The suspects appeared in connection to the Dec. 13 homicide of 46-year-old Charles N. Moore at his home in the Minnehaha area.

Douglas A. Marquis, 22, is suspected of shooting Moore. Joshua B. McAlexander, 30, Caleb E. Soucy, 28, and Minna R. Long, 23, are charged with first-degree murder as accomplices.

They are alleged to have accompanied Marquis to the home when the killing occurred, charging documents state.

McAlexander appeared in court first and entered his not-guilty plea to first-degree murder and three counts of first-degree robbery.

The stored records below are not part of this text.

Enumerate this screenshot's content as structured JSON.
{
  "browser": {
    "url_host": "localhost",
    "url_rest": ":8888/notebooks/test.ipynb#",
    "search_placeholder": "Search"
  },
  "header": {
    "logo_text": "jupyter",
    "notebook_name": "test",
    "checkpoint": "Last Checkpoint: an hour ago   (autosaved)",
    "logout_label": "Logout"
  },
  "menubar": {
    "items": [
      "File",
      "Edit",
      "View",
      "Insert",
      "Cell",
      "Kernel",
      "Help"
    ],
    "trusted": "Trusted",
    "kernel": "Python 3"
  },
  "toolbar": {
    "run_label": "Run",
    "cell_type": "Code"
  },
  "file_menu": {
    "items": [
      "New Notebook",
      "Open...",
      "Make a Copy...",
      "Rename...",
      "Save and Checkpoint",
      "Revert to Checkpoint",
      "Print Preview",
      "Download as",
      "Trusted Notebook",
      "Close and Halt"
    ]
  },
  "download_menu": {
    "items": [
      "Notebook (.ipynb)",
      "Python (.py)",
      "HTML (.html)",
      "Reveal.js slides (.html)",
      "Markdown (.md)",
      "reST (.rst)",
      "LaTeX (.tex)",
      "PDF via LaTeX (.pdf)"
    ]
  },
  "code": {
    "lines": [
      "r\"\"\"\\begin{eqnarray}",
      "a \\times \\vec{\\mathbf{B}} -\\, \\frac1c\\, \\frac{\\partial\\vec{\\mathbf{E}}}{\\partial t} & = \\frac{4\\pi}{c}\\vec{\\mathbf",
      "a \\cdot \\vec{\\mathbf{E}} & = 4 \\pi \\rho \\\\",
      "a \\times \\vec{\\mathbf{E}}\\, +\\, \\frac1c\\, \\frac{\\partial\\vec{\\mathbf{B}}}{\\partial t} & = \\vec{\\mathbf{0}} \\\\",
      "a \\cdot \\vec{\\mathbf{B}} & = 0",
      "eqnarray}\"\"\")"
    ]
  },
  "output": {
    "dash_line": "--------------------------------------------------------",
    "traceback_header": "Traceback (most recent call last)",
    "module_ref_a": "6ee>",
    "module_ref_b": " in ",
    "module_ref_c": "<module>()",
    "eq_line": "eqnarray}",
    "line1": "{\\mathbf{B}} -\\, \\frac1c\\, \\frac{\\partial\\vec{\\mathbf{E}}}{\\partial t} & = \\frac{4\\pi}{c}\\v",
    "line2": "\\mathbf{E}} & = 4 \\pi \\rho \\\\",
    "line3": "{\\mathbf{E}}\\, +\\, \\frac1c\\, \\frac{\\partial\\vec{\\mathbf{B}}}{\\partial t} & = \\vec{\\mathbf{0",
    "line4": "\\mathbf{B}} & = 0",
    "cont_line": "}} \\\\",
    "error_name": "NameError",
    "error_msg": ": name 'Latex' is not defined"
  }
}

Later in the afternoon, Long — the alleged getaway driver — and Marquis and Soucy pleaded not guilty to the same charges. Soucy and Marquis also face a charge of unlawful possession of a firearm.

Trial for all four suspects was set for June 21.

The suspects, who are all from Vancouver or don’t have listed addresses, remain in the Clark County Jail on $1 million bail.

A fifth suspect, Garold T. Jacobsen, 27, was arrested Wednesday. He will be arraigned May 13.

A sixth suspect, Cathleen M. Potter, 46, was arrested Friday and will make a first appearance in court Monday, said Senior Deputy Prosecutor John Fairgrieve.

Friday afternoon, Potter was being held in jail on suspicion of first-degree murder, first-degree robbery and first-degree burglary.

Fairgrieve said Potter was not part of the group who invaded Moore’s home. But her arrest “related to the conduct of the other individuals,” he said, declining further comment.

Authorities have remained mum about the investigation, not revealing what items were taken from Moore’s house in the 5300 block of Northeast St. James Road or a motive.

Moore, a longtime resident of the area, was disabled and lived on a fixed income. He died of a shotgun blast to the chest after a group of robbers came to his home about 11 p.m. on a Sunday.

Outside court Friday, Moore’s daughter, Victoria Maul, said she’d never heard of any of the suspects and couldn’t say whether her father knew them.

Asked whether she was relieved arrests were made, Maul said: “It’s something I really don’t know how to feel about it.”

Fairgrieve said he doesn’t expect any more arrests.

“Some aspects are continuing, but the majority of the investigation has been concluded,” he said.